PPG has operations in 70 countries. McGarry says PPG is dedicated to growing regionally, noting that the company now sells its products in 140 countries but “there are a lot more than that.”

McGarry says PPG makes coatings around the world because “to a certain extent it is like shipping water. It is costly to ship coatings so we produce locally.” That emphasis on serving individual markets also extends to customer support.

“A lot of the coatings space needs top-notch technical support,” McGarry says. “We help our customers set up lines so they can run more efficiently, use less paint and move coated parts through a line faster.”

In recent decades, many U.S. manufacturers have looked principally to China for international growth. Asked about the slowdown in the Chinese economy, McGarry says that was having more of an impact on commodity products than the products PPG is involved with aimed at the middle class, such as for cars or appliances. He also expressed confidence in the Chinese government’s ability to manage the economy.

“Has it slowed down in China? Absolutely. But the areas we are in are not slowing nearly to the extent that the rest of China has,” asserts McGarry. “We still think it will have a very good long-term, positive growth trend.”

PPG has built a good portion of its business through acquisitions, and McGarry cites the ability to integrate these acquired firms into PPG as a “core competence” of the company. He said PPG takes a disciplined approach to assessing acquisition candidates and “passes on a lot.” For architectural coating firms, McGarry said, the company looks for companies that are either number one or two in their market, or that help with regional positioning. For industrial coating companies, PPG seeks acquisitions that will help them acquire new technologies, or provide greater penetration into a market such as aerospace.

“For each segment, we have a very specific goal in mind,” says McGarry. “It is not one size fits all.”

PPG’s largest acquisition was the SigmaKalon Group, a global coatings firm based in the Netherlands that PPG bought for $3.2 billion in January 2008. PPG did not have an architectural coatings business in Europe at the time so it left that part of the business largely operating as it was. However, it took the industrial and protective marine parts of the company and integrated them with corresponding PPG units.

McGarry says PPG tries to share best practices both ways with newly acquired companies.

“We know every company we buy does something really well,” he notes. “Our goal is to find what they do well and bring it inside PPG.”

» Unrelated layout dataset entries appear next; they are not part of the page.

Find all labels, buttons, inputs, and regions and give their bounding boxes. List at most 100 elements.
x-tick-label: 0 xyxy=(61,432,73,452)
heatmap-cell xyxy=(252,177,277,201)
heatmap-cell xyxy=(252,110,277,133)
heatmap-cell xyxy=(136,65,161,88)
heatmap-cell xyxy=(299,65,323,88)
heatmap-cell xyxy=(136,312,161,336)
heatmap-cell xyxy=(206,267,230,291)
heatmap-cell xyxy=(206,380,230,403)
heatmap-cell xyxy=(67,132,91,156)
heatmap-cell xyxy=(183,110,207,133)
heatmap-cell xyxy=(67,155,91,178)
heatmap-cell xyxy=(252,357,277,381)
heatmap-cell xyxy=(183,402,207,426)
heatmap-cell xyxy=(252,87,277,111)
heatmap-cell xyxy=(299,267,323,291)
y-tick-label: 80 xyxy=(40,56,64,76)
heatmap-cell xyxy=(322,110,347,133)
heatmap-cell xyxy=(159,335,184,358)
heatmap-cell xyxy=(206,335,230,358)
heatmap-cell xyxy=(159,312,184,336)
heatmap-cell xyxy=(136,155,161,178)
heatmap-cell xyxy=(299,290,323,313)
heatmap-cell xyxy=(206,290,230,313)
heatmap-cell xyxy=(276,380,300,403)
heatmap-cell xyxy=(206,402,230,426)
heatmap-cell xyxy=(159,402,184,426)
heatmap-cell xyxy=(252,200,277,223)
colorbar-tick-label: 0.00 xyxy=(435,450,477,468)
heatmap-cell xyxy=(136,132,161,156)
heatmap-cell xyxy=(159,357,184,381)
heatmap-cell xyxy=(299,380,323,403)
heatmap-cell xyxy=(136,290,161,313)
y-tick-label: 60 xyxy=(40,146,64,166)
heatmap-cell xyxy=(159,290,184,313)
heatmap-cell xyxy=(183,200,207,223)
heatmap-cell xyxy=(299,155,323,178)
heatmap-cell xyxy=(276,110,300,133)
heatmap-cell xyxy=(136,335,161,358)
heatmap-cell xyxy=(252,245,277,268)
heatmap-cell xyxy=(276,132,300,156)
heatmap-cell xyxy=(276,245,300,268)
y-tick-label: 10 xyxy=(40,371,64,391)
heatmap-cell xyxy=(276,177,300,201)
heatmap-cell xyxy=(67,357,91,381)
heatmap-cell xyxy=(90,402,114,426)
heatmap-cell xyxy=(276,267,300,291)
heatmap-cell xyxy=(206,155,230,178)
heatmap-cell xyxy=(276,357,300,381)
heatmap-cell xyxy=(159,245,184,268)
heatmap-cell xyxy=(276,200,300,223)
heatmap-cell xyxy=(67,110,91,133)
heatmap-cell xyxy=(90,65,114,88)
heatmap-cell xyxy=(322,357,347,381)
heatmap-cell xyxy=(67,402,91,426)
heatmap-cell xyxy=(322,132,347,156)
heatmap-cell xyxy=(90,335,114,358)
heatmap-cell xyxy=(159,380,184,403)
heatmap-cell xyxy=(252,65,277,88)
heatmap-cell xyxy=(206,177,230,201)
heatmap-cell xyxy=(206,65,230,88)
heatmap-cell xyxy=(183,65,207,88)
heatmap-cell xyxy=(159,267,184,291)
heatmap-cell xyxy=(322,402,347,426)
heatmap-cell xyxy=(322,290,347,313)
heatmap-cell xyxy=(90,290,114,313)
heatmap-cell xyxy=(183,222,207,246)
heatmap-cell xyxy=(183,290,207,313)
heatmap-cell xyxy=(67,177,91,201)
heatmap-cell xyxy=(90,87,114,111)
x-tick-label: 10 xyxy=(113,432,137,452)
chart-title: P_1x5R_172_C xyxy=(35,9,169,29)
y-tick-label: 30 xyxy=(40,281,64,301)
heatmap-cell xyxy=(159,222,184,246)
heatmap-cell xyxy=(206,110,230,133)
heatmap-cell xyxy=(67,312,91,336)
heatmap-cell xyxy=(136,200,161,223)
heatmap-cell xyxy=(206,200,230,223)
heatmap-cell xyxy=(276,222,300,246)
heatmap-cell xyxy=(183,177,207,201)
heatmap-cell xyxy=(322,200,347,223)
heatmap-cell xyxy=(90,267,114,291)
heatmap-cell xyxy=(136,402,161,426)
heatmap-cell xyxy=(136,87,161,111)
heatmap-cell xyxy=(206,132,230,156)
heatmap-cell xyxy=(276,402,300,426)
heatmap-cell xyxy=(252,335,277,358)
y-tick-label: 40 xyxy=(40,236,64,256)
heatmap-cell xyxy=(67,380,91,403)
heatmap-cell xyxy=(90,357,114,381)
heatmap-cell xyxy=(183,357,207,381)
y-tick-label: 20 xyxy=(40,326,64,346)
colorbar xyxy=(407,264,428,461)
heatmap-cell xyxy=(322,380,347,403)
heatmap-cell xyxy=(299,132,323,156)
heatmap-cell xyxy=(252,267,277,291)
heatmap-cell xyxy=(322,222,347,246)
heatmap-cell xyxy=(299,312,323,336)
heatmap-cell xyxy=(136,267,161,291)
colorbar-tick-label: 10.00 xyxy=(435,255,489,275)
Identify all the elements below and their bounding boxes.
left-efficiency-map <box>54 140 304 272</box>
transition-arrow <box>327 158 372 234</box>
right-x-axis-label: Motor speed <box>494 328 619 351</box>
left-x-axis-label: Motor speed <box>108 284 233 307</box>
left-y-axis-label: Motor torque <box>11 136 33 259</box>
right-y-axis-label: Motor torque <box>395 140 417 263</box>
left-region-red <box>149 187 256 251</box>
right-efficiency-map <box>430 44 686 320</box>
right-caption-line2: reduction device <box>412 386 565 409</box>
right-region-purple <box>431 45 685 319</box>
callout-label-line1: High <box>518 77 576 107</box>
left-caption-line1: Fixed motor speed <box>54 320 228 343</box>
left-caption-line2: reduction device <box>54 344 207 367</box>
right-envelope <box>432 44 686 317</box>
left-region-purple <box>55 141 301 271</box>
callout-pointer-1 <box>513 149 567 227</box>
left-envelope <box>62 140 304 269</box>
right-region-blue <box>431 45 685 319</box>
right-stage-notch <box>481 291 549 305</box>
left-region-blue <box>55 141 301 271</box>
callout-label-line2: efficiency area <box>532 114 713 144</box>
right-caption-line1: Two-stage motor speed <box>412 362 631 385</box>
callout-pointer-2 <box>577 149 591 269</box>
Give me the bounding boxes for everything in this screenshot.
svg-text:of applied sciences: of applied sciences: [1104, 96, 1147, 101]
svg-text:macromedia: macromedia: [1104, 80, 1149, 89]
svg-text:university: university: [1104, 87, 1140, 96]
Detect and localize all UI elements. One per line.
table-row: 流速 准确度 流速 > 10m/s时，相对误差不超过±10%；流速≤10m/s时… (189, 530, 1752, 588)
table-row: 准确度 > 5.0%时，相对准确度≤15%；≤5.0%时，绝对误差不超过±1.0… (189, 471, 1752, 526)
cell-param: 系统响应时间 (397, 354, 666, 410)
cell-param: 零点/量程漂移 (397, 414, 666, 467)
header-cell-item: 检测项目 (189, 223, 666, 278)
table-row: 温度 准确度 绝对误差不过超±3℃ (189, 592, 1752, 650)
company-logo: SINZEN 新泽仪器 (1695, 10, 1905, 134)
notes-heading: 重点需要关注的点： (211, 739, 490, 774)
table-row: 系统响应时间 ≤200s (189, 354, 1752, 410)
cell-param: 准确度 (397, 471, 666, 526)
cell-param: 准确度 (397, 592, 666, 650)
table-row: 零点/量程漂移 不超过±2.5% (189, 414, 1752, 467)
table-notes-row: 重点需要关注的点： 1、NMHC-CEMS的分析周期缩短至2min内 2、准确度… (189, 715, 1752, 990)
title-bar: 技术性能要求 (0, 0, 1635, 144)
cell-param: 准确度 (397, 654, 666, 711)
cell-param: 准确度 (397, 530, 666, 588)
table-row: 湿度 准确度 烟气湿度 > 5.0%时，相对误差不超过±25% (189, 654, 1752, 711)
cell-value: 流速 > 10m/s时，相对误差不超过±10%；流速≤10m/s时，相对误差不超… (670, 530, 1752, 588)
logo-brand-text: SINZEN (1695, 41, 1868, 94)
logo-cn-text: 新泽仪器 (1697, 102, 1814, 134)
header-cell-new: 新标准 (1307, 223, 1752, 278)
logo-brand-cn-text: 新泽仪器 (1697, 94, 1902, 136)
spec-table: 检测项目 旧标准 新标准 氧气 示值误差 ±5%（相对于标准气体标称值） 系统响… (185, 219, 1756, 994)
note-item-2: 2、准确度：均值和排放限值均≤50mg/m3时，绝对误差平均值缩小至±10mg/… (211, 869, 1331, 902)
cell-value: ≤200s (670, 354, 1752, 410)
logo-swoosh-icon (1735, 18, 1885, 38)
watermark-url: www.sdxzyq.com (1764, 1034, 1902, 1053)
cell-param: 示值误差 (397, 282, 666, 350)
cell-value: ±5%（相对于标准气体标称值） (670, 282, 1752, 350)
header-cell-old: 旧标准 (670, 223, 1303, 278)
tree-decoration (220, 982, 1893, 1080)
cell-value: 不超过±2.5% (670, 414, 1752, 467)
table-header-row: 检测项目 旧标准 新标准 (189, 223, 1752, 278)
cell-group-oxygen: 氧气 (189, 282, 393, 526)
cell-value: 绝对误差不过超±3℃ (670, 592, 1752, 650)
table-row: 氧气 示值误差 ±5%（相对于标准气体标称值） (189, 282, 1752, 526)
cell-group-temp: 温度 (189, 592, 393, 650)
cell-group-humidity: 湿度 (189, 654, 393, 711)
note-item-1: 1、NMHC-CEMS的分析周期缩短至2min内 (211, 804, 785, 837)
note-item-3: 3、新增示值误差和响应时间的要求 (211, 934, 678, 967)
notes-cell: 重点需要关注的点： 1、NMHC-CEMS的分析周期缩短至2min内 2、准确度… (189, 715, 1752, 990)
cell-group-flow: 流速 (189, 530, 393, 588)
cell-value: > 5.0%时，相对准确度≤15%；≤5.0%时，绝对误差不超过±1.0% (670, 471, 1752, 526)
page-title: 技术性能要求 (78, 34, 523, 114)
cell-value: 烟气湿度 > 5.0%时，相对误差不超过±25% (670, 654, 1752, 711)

McGarry says PPG strives to make sure that the leaders of acquired firms understand they can now operate in a larger enterprise that offers more opportunities. At least half of the top executives in PPG joined the company as a result of acquisitions, he points out, including direct reports such as Marcos Achar Levy, the CEO of PPG-Comex, the Mexican coatings company that PPG purchased for $2.3 billion in November 2014.